По этой причине в иудаизме строго-настрого запрещено именовать Бога. Всякое имя — установление рамок, за которыми именуемое заканчивается. Уловленная бесконечность не является бесконечностью. Отсюда использование вместо конкретного слова «Бог» отвлеченного термина «Господин». 

Богу запрещено приписывать какие-либо качества, кроме предельных абстракций — всемогущество, всезнание и прочее. Бог не может быть ничем ограничен. Заявлять Бога добрым или злым — ограничивать его. Он за рамками человеческих понятий добра и зла. Как говорил Мартин Лютер: «Бог спасает нас без нашей заслуги и обвиняет без вины».

До VII века до н.э. на все онтологические вопросы отвечали через привлечение Бога. Ни на один предельный вопрос не предполагалось иного ответа, кроме религиозного. Откуда все появилось? От Бога. Как все появилось? Бог создал. Ну и так далее…

Первую известную в истории человечества попытку найти ответы на онтологические вопросы вне религиозного контекста предпринимает Фалес Милетский (Греция, VII-VI век до н.э.). Не прибегая к религиозным понятиям, он ищет рациональный ответ на вопрос: откуда все появилось и что есть первопричина существования.

Фалес был образованнейший человек своего времени. Он много путешествовал по миру в поисках знаний. Был знаком с мировоззрением Греции, Вавилона, Египта, Индии, Сирии. Но все они его не устраивали. Их точкой отсчета были те или иные мифические элементы, которые нужно было принимать на веру. Он же хотел понимать, а не верить.

На этом основании его считают основателем современной науки, научного атеизма и родоначальником европейской философии. Он основал милетскую школу, учившую, что первопричина есть вода. Эта идея получила широкое распространение в Древней Греции. Так как Римская империя, в состав которой входила Иудея, находилась под эллинским влиянием, через семь веков эта мысль найдет отражение в словах апостола Петра: «Вначале словом Божиим небеса и земля составлены из воды и водою» (2 Пет. 3, 5).
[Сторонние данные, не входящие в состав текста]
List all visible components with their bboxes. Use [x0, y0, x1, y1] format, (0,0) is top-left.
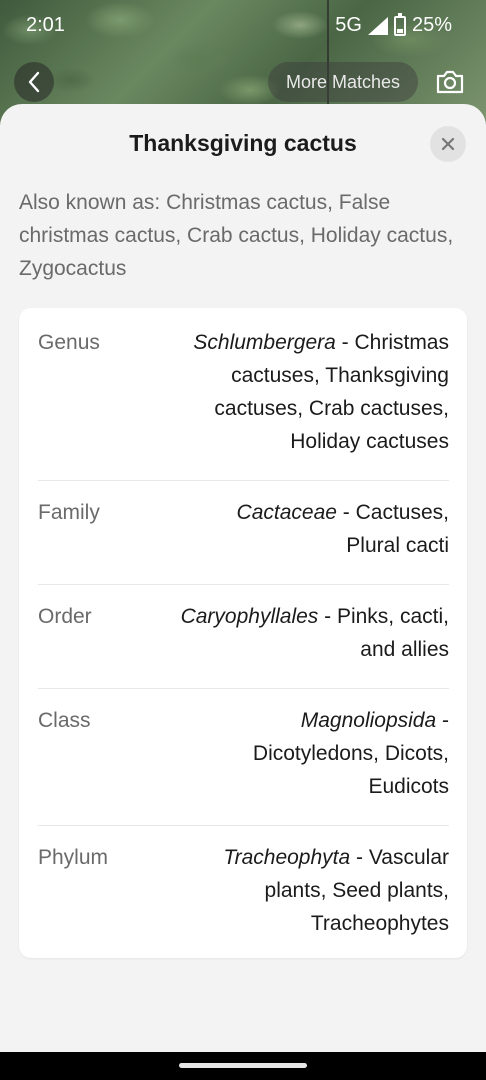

Если я правильно понимаю Фалеса (а не приписываю ему то, чего он не имел в виду), когда он вопрошал, откуда появилось ВСЁ существующее, он понимал под ВСЁ не только известный нам земной мир, но вообще все существующее, включая божественный мир и его обитателей — самих богов. Если это так, тогда масштаб его вопроса зашкаливает. Подчеркиваю, зашкаливает не его ответ на вопрос, а масштаб вопроса.

Никто до Фалеса не выходил на такой масштаб. Предельным был вопрос: откуда взялся видимый мир — земля и небо. Национальные и культурные особенности на местах давали многообразные ответы. Но если опустить бантики, все они лежали в рамках: мир сотворили боги. Фалес же поставил вопрос: откуда произошло все, в том числе и боги.

Данный им ответ на свой ответ не заслуживает внимания. С моей точки зрения, своим ответом, что первоначалом является вода, он показал ограниченность мышления, и потому никуда не продвинулся в своем начинании. Но как говорил Ницше, велик, кто дал направление — он направил мысль на поиск первопричины самого существования.

У Фалеса был гениальный ученик-собеседник Анаксимандр. Он спрашивал: на каких основаниях одна стихия, вода, получила приоритет перед другими стихиями? С таким же успехом можно считать первоосновой огонь или воздух. Первопричиной существования не может быть существование. Первое звено должно быть за рамками существования.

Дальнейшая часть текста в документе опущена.